A firm operating at this level can tell you, for a given contract negotiation or regulatory filing, exactly which AI tool touched the work, at what stage, and what human review occurred. That is an audit trail. Contrast this with a typical in-house legal team using Microsoft Copilot or Harvey through an enterprise license, where usage data lives in platform dashboards that nobody is actively reviewing, where there is no policy on when AI-drafted language requires attorney annotation before it enters a contract, and where the term "model version" has never appeared in a team meeting.

The gap is not about which tools are being used. It is about whether there is a governance layer sitting above tool use — one that creates accountability, enables review, and would survive scrutiny in a dispute or regulatory inquiry.

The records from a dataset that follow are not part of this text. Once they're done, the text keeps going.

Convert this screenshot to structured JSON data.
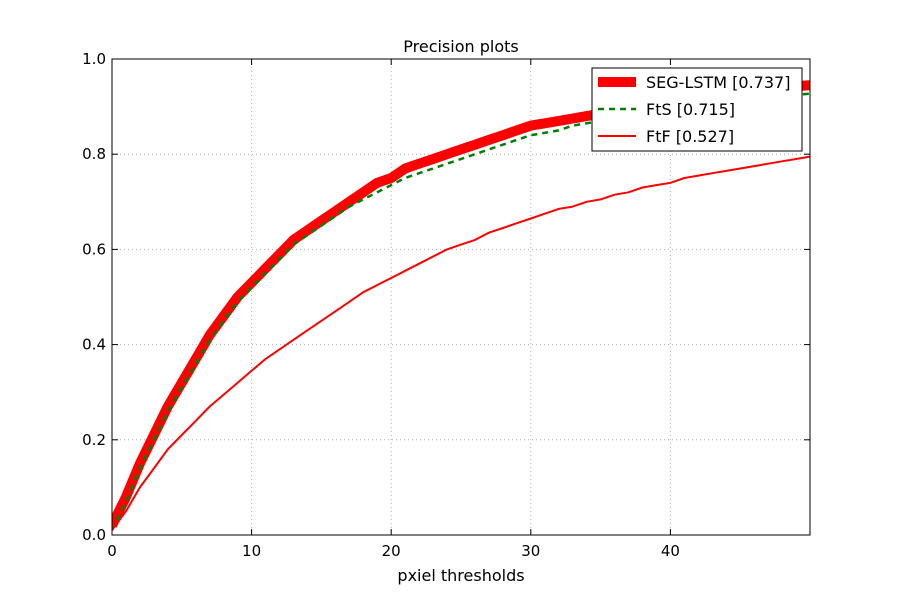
{
  "chart_data": {
    "type": "line",
    "title": "Precision plots",
    "xlabel": "pxiel thresholds",
    "ylabel": "",
    "xlim": [
      0,
      50
    ],
    "ylim": [
      0,
      1.0
    ],
    "grid": true,
    "legend_position": "top-right",
    "x_ticks": [
      "0",
      "10",
      "20",
      "30",
      "40"
    ],
    "y_ticks": [
      "0.0",
      "0.2",
      "0.4",
      "0.6",
      "0.8",
      "1.0"
    ],
    "x": [
      0,
      1,
      2,
      3,
      4,
      5,
      6,
      7,
      8,
      9,
      10,
      11,
      12,
      13,
      14,
      15,
      16,
      17,
      18,
      19,
      20,
      21,
      22,
      23,
      24,
      25,
      26,
      27,
      28,
      29,
      30,
      31,
      32,
      33,
      34,
      35,
      36,
      37,
      38,
      39,
      40,
      41,
      42,
      43,
      44,
      45,
      46,
      47,
      48,
      49,
      50
    ],
    "series": [
      {
        "name": "SEG-LSTM [0.737]",
        "color": "#ff0000",
        "style": "solid-thick",
        "values": [
          0.02,
          0.08,
          0.15,
          0.21,
          0.27,
          0.32,
          0.37,
          0.42,
          0.46,
          0.5,
          0.53,
          0.56,
          0.59,
          0.62,
          0.64,
          0.66,
          0.68,
          0.7,
          0.72,
          0.74,
          0.75,
          0.77,
          0.78,
          0.79,
          0.8,
          0.81,
          0.82,
          0.83,
          0.84,
          0.85,
          0.86,
          0.865,
          0.87,
          0.875,
          0.88,
          0.885,
          0.89,
          0.895,
          0.9,
          0.905,
          0.91,
          0.915,
          0.92,
          0.925,
          0.93,
          0.932,
          0.935,
          0.938,
          0.94,
          0.943,
          0.945
        ]
      },
      {
        "name": "FtS [0.715]",
        "color": "#007f00",
        "style": "dashed",
        "values": [
          0.01,
          0.07,
          0.14,
          0.2,
          0.26,
          0.31,
          0.36,
          0.41,
          0.45,
          0.49,
          0.52,
          0.55,
          0.58,
          0.61,
          0.63,
          0.65,
          0.67,
          0.69,
          0.705,
          0.72,
          0.735,
          0.75,
          0.76,
          0.77,
          0.78,
          0.79,
          0.8,
          0.81,
          0.82,
          0.83,
          0.84,
          0.845,
          0.85,
          0.86,
          0.865,
          0.87,
          0.875,
          0.88,
          0.885,
          0.89,
          0.895,
          0.9,
          0.905,
          0.91,
          0.912,
          0.915,
          0.918,
          0.92,
          0.922,
          0.925,
          0.927
        ]
      },
      {
        "name": "FtF [0.527]",
        "color": "#ff0000",
        "style": "solid",
        "values": [
          0.01,
          0.05,
          0.1,
          0.14,
          0.18,
          0.21,
          0.24,
          0.27,
          0.295,
          0.32,
          0.345,
          0.37,
          0.39,
          0.41,
          0.43,
          0.45,
          0.47,
          0.49,
          0.51,
          0.525,
          0.54,
          0.555,
          0.57,
          0.585,
          0.6,
          0.61,
          0.62,
          0.635,
          0.645,
          0.655,
          0.665,
          0.675,
          0.685,
          0.69,
          0.7,
          0.705,
          0.715,
          0.72,
          0.73,
          0.735,
          0.74,
          0.75,
          0.755,
          0.76,
          0.765,
          0.77,
          0.775,
          0.78,
          0.785,
          0.79,
          0.795
        ]
      }
    ]
  }
}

The Work Allocation Problem

Once you see the gap clearly, it creates a genuine dilemma for work allocation decisions. If your outside counsel has better controls on AI-assisted contract review than your internal team does, routing that work in-house to save money is not straightforwardly a cost reduction. It may be a risk transfer that you have not priced correctly.

This is not an argument for keeping work outside. It is an argument for being honest about the governance delta when making insourcing decisions. Several GCs I have spoken with recently are using their outside counsel AI policies as benchmarking documents — essentially reverse-engineering a requirements list from what their firms have already built and asking whether their own team could meet that standard before pulling work back in-house.

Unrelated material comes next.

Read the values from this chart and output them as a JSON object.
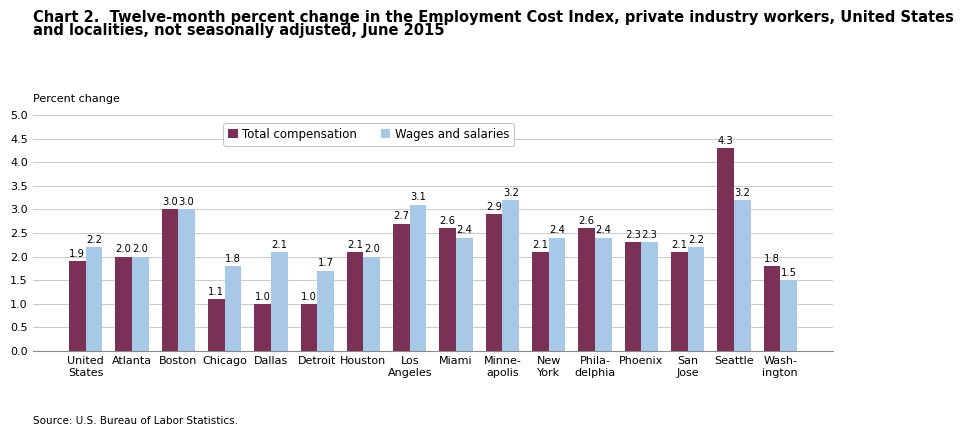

That is a practical and defensible approach. It also produces something useful: a specific, documented gap analysis rather than a vague sense that "we need to do something about AI policy."

The CFO Conversation

The political difficulty is real. If you spent the last eighteen months arguing that expanding your in-house team would reduce outside counsel spend, telling the CFO that your outside counsel has better AI governance than your internal department is a painful conversation. It sounds like an admission that the expansion did not deliver the operational maturity it was supposed to.

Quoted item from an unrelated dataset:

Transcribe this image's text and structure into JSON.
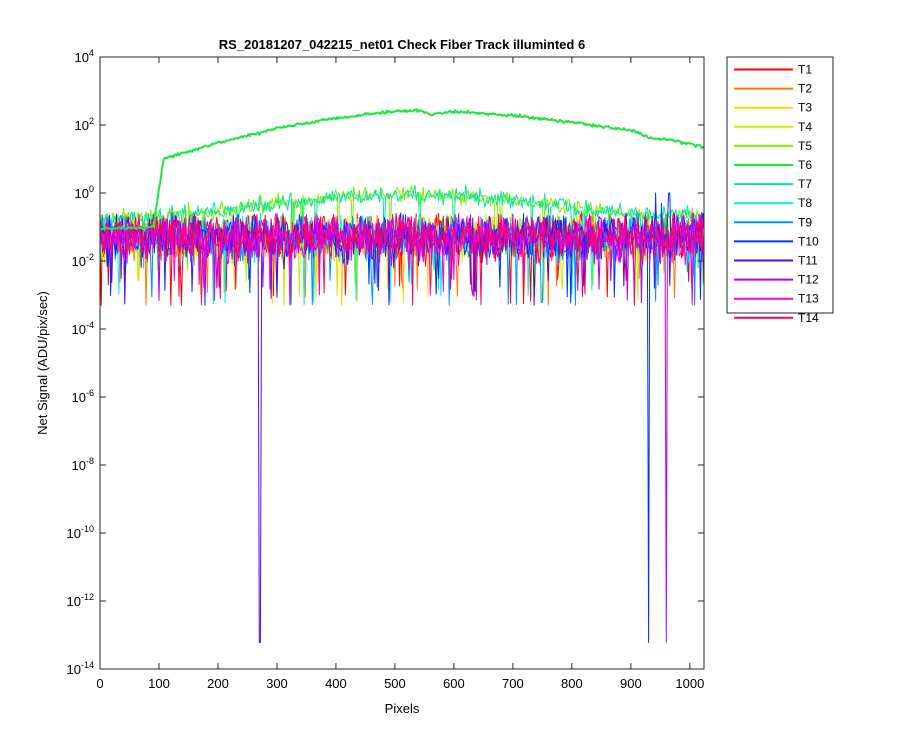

The honest framing is that tool deployment moved faster than governance in almost every corporate legal department — this is not a failure unique to your team. But the CFO does not particularly care about industry benchmarks. What the CFO cares about is whether the legal department's use of AI is creating liability the company is not aware of. Frame the governance gap in those terms, not as a capability embarrassment but as a risk management issue that requires a defined remediation plan with a budget and a timeline.

A Framework for Closing the Gap

You do not need a full legal ops transformation to reach baseline AI governance maturity. You need four things:

1. An AI use inventory. Document every AI tool currently in use by the legal team, the use cases, and the licensing structure. Most teams are surprised by how many tools are in active use.

2. A minimum review standard. Define, in writing, what attorney review is required before AI-generated content is used in a contract, advice memo, or external communication. This does not need to be elaborate. It needs to exist.

3. A logging mechanism. Require that AI-assisted work products be flagged in your matter management or contract management system. Most platforms now support custom metadata fields that can serve this function without custom development.

4. A quarterly governance review. Assign someone — a senior associate, a legal ops manager, outside counsel on a limited scope engagement — to review AI use logs against your minimum review standard and report exceptions.

None of this requires a platform purchase or a reorganization. It requires about forty hours of focused work to build and a commitment to enforce it. The firms you are hiring have already done it. There is no good reason your department should not have as well.